National Museum of African American Music
- Established: 2019
- Location: Fifth + Broadway, Nashville, Tennessee
- Executive director: William E. Jeffries
- Curator: Dr. Bryan Pierce
- Employees: 30-40
- Website: https://www.nmaam.org/

= National Museum of African American Music =

American museum

The National Museum of African American Music (NMAAM) is a museum in Nashville, Tennessee. The museum showcases the musical genres inspired, created, or influenced by African-Americans. Its location at Fifth + Broadway in Downtown Nashville, as opposed to historically-Black Jefferson Street, has been controversial.

==Collection==
The museum was said to eventually comprise "five permanent themed galleries" as well as "a 200-seat theater and traveling exhibits". Its founding curator, Dr. Dina Bennett, was appointed in May 2018.

The museum showcases more than fifty musical genres that were inspired, created, or influenced by African American culture, ranging from early American religious music to hip-hop and Rhythm and Blues.

Its collection will include up to 1,400 artifacts, including clothes worn by Nat King Cole, Dorothy Dandridge, Whitney Houston, and Lisa Lopes. The first traveling exhibit is expected to be about the Fisk Jubilee Singers.

== History ==
The museum was proposed by members of the Nashville Area Chamber of Commerce in 2002 with the vision to preserve and celebrate African American music, art and culture. After a task force met and conducted research to determine if the project was feasible, the project shifted over the course of ten years to focus on music exclusively. NMAAM's mission is preserving African American music traditions and celebrating the central role African Americans have played in shaping American music.

The museum received $500,000 from the Regions Foundation and $500,000 from the Mike Curb Foundation in February 2019.

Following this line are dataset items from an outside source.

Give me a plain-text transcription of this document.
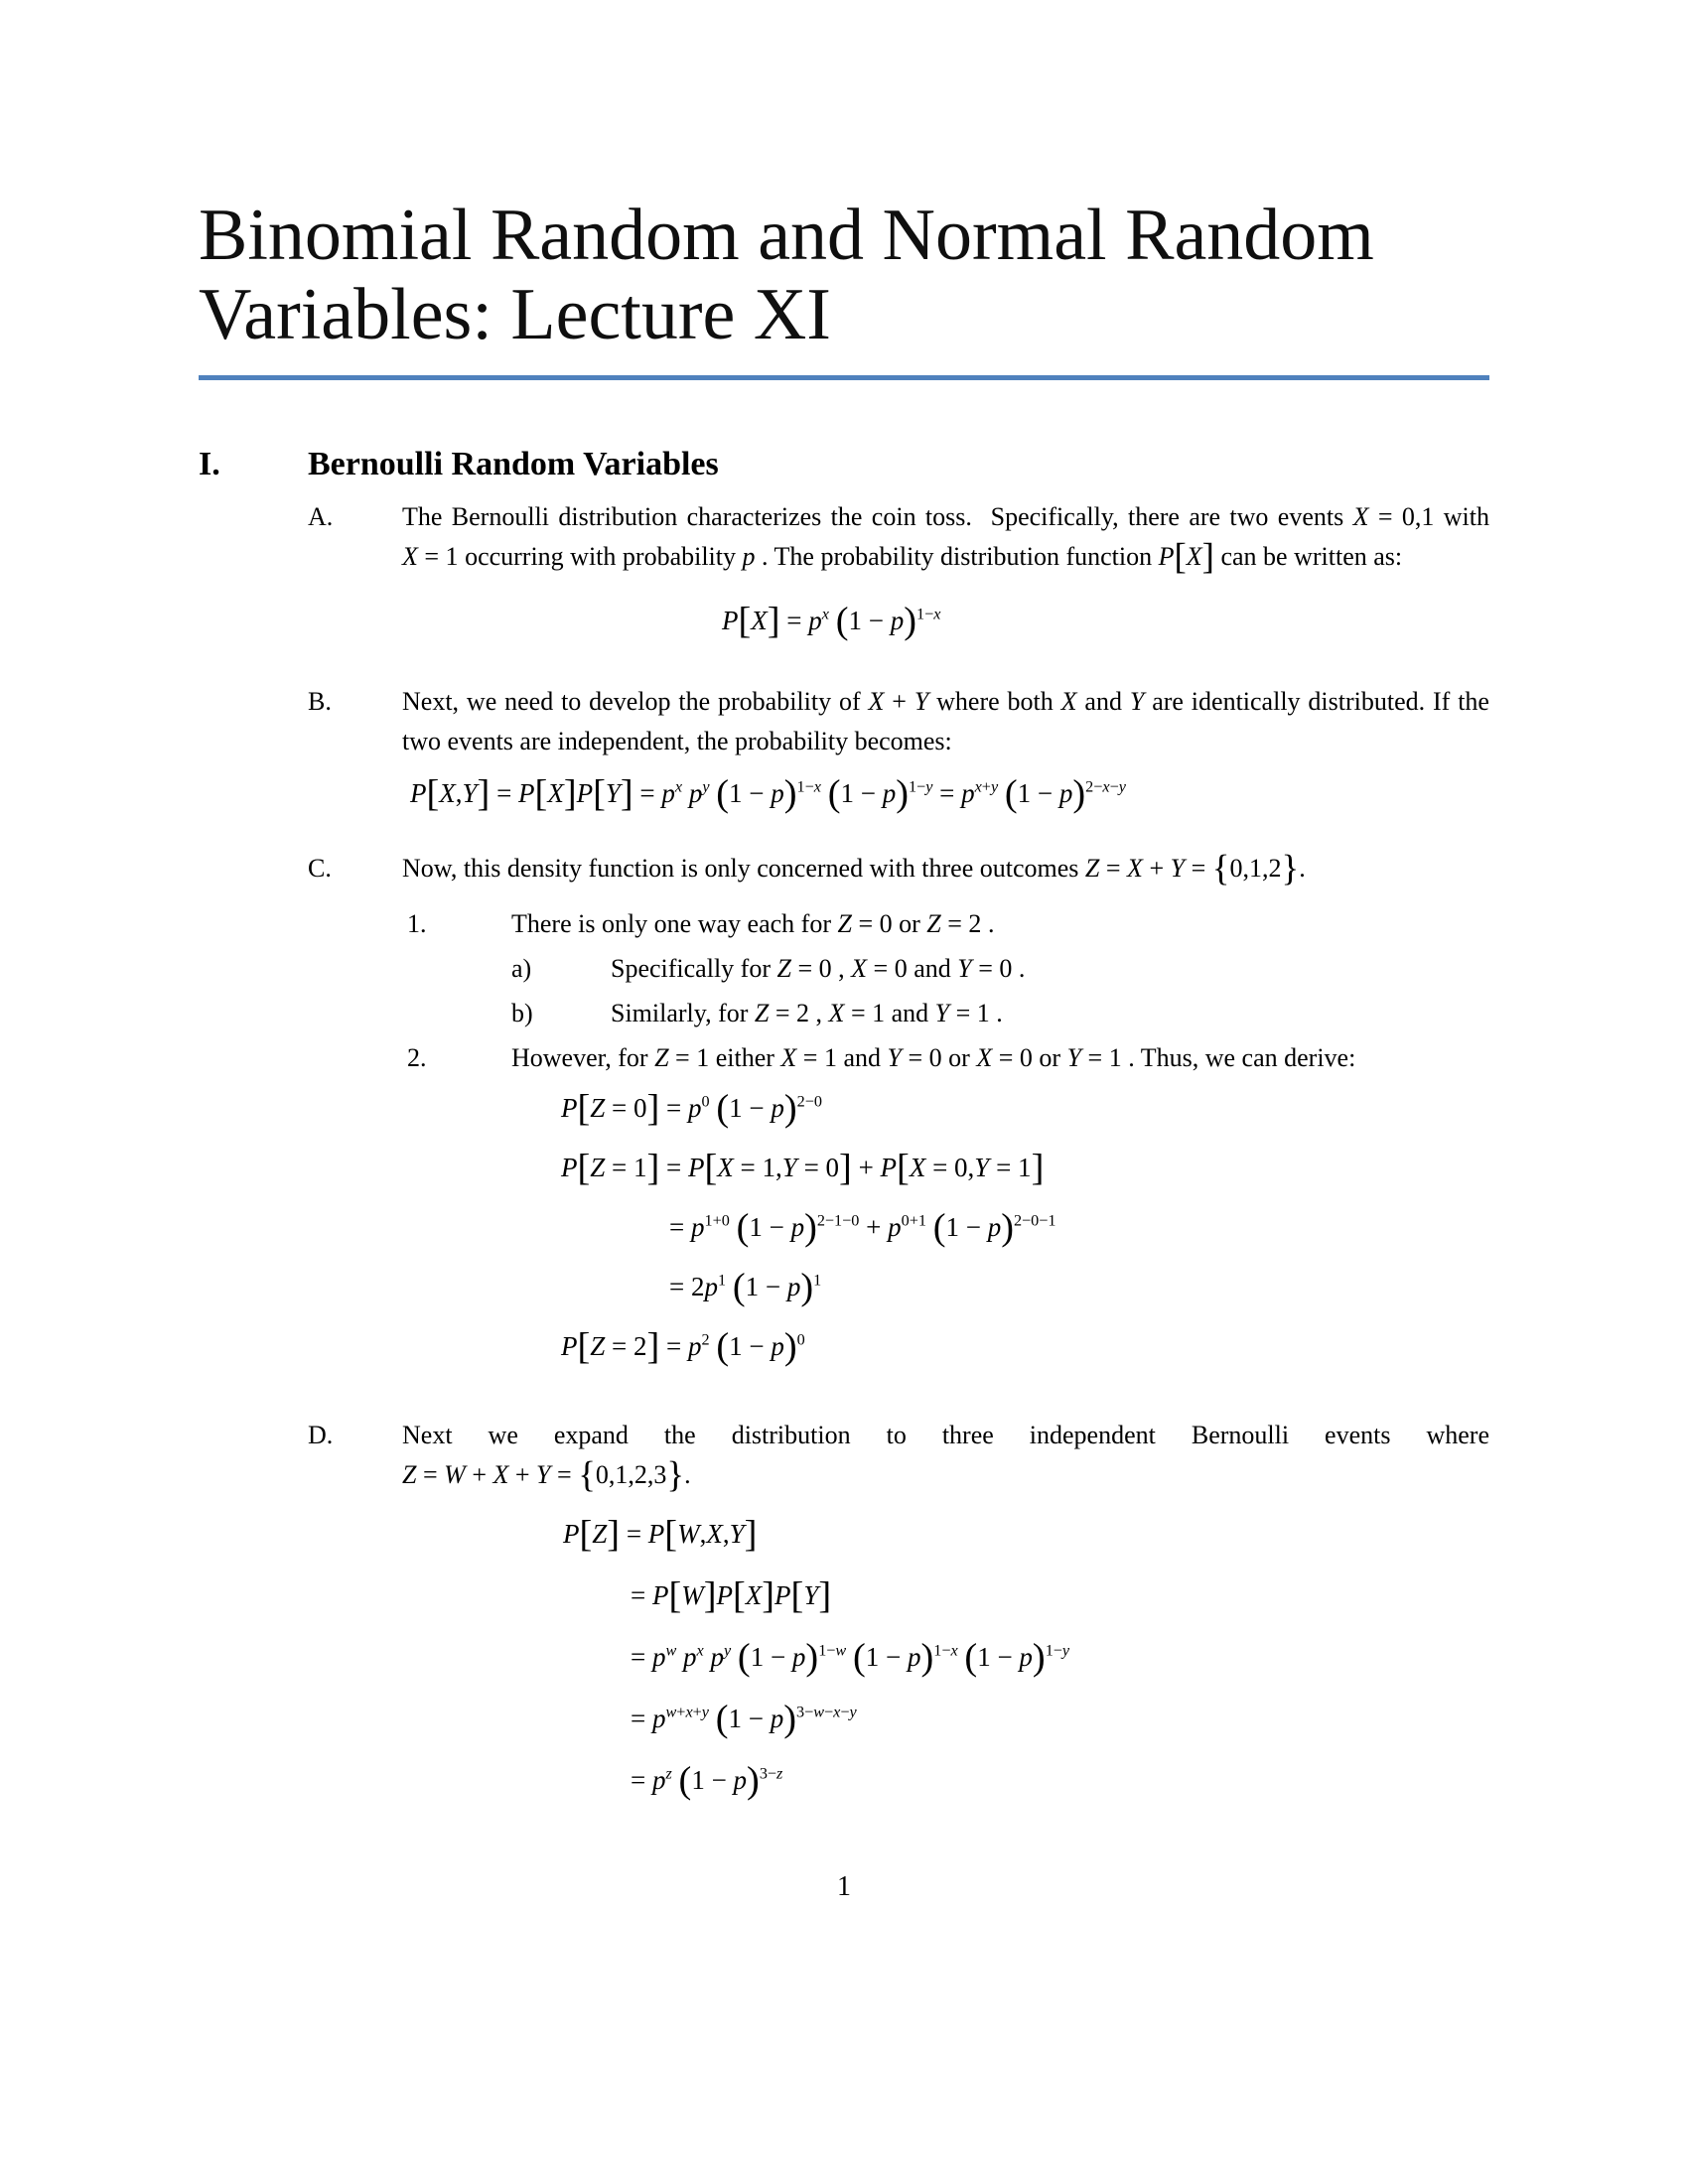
Binomial Random and Normal Random Variables: Lecture XI
I.	Bernoulli Random Variables
A.	The Bernoulli distribution characterizes the coin toss.  Specifically, there are two events X = 0,1 with X = 1 occurring with probability p . The probability distribution function P[X] can be written as:
$P[X] = p^x$ $(1 - p)^{1-x}$
B.	Next, we need to develop the probability of X + Y where both X and Y are identically distributed. If the two events are independent, the probability becomes:
$P[X,Y] = P[X]P[Y] = p^x$ $p^y$ $(1 - p)^{1-x}$ $(1 - p)^{1-y} = p^{x+y}$ $(1 - p)^{2-x-y}$
C.	Now, this density function is only concerned with three outcomes Z = X + Y = {0,1,2}.
1.	There is only one way each for Z = 0 or Z = 2 .
a)	Specifically for Z = 0 , X = 0 and Y = 0 .
b)	Similarly, for Z = 2 , X = 1 and Y = 1 .
2.	However, for Z = 1 either X = 1 and Y = 0 or X = 0 or Y = 1 . Thus, we can derive:
$P[Z = 0] = p^0$ $(1 - p)^{2-0}$
P[Z = 1] = P[X = 1,Y = 0] + P[X = 0,Y = 1]
= $p^{1+0}$ $(1 - p)^{2-1-0} + p^{0+1}$ $(1 - p)^{2-0-1}$
= $2p^1$ $(1 - p)^1$
$P[Z = 2] = p^2$ $(1 - p)^0$
D.	Next we expand the distribution to three independent Bernoulli events where Z = W + X + Y = {0,1,2,3}.
P[Z] = P[W,X,Y]
= P[W]P[X]P[Y]
= $p^w$ $p^x$ $p^y$ $(1 - p)^{1-w}$ $(1 - p)^{1-x}$ $(1 - p)^{1-y}$
= $p^{w+x+y}$ $(1 - p)^{3-w-x-y}$
= $p^z$ $(1 - p)^{3-z}$
1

In 2015, the City of Nashville announced that NMAAM would be located at the old convention center site.
===Location controversy===
The museum was initially supposed to be built at the intersection of Rosa Parks Boulevard and Jefferson Street, the historic center of the city's African-American community. In 2015, the City of Nashville announced that NMAAM would be located at the old convention center site. The staff of the Tennessee Tribune, Nashville's African-American newspaper, explained:

This very city government once destroyed all of the African American Business on Jefferson Street where there was loss of income, businesses, homes and the city turned its back. The city now wants to dictate to the African American Community where it wants the Museum and once again treat African Americans who elected them to office as 2nd class citizens with no rights or input for a project that is the African American Community project. It is the most racist effort this city has had for the last 20 years.
— Tribune Staff, The Tennessee Tribune (November 18, 2016)

The museum is located at Fifth + Broadway in Downtown Nashville, where the Nashville Convention Center once stood. The new complex, which was expected to cost $450 million, was developed by OliverMcMillan and Spectrum | Emery, a company owned by businessman Pat Emery.

The new location, close to Broadway and the Ryman Auditorium, was praised by Senator Marsha Blackburn at a fundraising event in February 2019. Mayor David Briley added, "For Nashville to get past its history of racism and to start to move to an era where African-Americans both know and can tell their own history in our city, we have to invest in this museum."

=== Grand Opening ===
The National Museum of African American Music broke ground in April 2017. The grand opening was January 18, 2021.